问题
So I currently need to read in a string of hex ASCII characters and use them to determine a specific opcode. To do so I open a text file(its not really but for simple explanation we'll call it that) then read in the line. So if I get a line like 40f1... I have the function read the 2 characters and store them as an unsigned int into mem_byte. Then I cast it into a char to use as an array and retain the "byte" worth of information or the numerical value of two hex digits which were obtained by reading in ASCII character representation of 2 hex digits.
void getInstructions(FILE* read_file, int* stack_point, char** instructions, int size)
{
unsigned int mem_byte;
int ins_idx = 0;
char* ins_set = malloc(sizeof(char) * size); //Set size of the array of bytes for memory. Temporarily holds the memory of the program
fscanf(read_file, "%d", stack_point);
//Reading in the memory from the program file
fscanf(read_file, " %2x", &mem_byte); //Initial read to clear whitespace
ins_set[ins_idx] = (char) mem_byte;
ins_idx++;
while(fscanf(read_file, "%2x", &mem_byte) != 0) //Loops and reads 1 byte at a time until the fscanf hits the whitespace/end of the line its reading
{
ins_set[ins_idx] = (char) mem_byte;
printf("Byte: %x\n", ins_set[ins_idx]);
ins_idx++;
}
strcpy(*instructions, ins_set); //Copy the instruction set back to the original pointer for memory
free(ins_set);
return;
}
So the problem I run into is that if I print out the test results, I get
Byte: 40
Byte: fffffff1
Which means that the code is extending the char into a 4 byte data type. I am not sure whether or not the char is holding information from the unsigned int and prints it out or I am misunderstanding how %x or how type casting works.

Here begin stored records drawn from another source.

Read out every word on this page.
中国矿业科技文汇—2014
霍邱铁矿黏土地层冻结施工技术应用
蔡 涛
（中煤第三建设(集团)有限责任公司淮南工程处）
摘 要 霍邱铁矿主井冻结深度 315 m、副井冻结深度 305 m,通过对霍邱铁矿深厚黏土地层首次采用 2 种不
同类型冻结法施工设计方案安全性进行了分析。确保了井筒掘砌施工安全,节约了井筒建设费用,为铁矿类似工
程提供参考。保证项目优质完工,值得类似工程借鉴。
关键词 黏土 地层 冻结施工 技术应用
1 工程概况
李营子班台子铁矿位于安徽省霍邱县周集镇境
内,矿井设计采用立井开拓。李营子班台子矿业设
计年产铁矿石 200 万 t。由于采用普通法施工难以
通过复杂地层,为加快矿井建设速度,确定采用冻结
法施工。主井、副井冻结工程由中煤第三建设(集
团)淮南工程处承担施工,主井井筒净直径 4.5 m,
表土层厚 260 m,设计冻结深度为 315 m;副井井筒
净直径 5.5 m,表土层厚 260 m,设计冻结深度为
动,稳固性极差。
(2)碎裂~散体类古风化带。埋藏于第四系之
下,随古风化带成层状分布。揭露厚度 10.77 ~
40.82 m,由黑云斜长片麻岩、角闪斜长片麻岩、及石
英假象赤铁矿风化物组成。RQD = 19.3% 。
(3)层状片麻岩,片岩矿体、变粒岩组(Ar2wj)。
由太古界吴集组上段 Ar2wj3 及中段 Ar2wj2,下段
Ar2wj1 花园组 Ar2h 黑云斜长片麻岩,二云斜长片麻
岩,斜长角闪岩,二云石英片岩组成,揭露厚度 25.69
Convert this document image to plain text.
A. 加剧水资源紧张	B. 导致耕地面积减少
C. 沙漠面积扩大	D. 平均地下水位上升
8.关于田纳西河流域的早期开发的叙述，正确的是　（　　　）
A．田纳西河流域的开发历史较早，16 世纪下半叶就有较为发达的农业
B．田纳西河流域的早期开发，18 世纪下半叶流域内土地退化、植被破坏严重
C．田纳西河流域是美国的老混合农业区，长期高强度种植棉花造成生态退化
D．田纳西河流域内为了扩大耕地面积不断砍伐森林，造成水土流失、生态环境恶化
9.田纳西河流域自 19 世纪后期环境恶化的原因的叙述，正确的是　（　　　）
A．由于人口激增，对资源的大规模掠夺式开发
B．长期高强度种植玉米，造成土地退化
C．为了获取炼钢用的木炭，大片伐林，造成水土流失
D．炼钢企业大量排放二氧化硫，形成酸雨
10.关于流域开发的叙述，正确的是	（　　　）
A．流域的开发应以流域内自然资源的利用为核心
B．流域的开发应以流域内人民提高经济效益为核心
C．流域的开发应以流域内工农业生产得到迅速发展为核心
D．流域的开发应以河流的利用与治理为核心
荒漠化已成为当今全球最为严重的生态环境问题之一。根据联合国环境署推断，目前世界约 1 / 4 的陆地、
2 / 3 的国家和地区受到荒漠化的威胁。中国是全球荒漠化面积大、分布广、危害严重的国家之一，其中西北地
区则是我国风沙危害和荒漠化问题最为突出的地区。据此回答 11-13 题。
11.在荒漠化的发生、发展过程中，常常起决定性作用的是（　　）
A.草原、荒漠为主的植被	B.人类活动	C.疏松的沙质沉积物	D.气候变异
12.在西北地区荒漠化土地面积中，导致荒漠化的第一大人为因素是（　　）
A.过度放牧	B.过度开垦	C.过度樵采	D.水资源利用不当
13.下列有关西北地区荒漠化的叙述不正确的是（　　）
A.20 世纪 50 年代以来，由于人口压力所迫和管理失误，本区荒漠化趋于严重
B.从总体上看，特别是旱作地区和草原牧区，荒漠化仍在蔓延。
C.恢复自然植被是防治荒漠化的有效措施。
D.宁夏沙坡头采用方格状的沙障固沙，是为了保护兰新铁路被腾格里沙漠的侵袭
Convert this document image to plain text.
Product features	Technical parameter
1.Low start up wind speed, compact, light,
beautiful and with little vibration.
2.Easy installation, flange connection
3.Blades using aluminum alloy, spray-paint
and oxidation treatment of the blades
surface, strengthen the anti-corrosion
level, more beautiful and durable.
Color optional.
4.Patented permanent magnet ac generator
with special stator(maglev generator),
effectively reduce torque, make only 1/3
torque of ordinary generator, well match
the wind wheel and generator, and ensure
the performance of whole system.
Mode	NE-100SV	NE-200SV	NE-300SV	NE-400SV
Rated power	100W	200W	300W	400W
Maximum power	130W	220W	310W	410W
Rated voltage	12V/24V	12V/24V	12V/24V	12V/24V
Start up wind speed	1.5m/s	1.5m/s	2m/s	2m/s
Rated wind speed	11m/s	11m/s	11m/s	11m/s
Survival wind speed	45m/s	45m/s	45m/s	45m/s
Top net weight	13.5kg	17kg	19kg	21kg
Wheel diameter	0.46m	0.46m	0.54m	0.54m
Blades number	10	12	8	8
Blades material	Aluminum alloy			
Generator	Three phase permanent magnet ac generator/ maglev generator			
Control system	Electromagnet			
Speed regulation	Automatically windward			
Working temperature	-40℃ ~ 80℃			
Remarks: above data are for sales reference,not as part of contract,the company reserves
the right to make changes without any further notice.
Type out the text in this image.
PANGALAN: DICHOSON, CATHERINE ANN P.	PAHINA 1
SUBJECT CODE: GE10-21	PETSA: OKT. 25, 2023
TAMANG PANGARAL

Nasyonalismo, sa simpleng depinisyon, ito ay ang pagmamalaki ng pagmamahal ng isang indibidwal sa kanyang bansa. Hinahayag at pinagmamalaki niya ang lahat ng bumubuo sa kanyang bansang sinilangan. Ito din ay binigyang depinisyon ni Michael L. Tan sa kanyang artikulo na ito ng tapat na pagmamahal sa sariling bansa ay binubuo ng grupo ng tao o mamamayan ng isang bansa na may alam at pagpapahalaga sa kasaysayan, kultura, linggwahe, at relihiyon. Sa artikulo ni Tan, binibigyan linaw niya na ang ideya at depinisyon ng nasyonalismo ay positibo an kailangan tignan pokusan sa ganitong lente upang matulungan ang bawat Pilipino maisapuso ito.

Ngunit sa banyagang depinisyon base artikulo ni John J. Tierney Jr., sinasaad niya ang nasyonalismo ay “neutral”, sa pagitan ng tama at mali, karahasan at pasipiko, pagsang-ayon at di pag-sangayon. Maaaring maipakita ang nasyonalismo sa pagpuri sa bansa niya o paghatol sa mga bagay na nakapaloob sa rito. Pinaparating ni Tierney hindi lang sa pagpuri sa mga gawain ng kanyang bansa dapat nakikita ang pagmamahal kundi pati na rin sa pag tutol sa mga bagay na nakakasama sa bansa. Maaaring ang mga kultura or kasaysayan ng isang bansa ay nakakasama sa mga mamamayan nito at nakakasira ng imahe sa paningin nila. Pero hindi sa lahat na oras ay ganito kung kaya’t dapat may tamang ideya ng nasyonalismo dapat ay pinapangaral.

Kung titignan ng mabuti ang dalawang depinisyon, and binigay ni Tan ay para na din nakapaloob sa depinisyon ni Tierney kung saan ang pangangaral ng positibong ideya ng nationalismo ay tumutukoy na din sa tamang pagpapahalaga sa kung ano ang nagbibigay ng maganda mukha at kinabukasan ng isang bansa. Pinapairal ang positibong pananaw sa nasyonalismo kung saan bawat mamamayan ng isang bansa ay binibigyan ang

I would like to have my char instructions array to hold only 2 hex digits worth of information and nothing more.
回答1:
Arguments of type char, short, etc get implicitly converted to int when they're passed to variadic functions such as printf.
Thus, a negative value of one of those types will be sign-extended so that it holds the same value of type int; -1 as a char (which is commonly 0xFF as an unsigned char) will be implicitly converted to -1 as an int (which it seems would hold an underlying representation of 0xFFFFFFFF on your system).
Consider casting your argument to unsigned char to mitigate the sign extension you've noticed.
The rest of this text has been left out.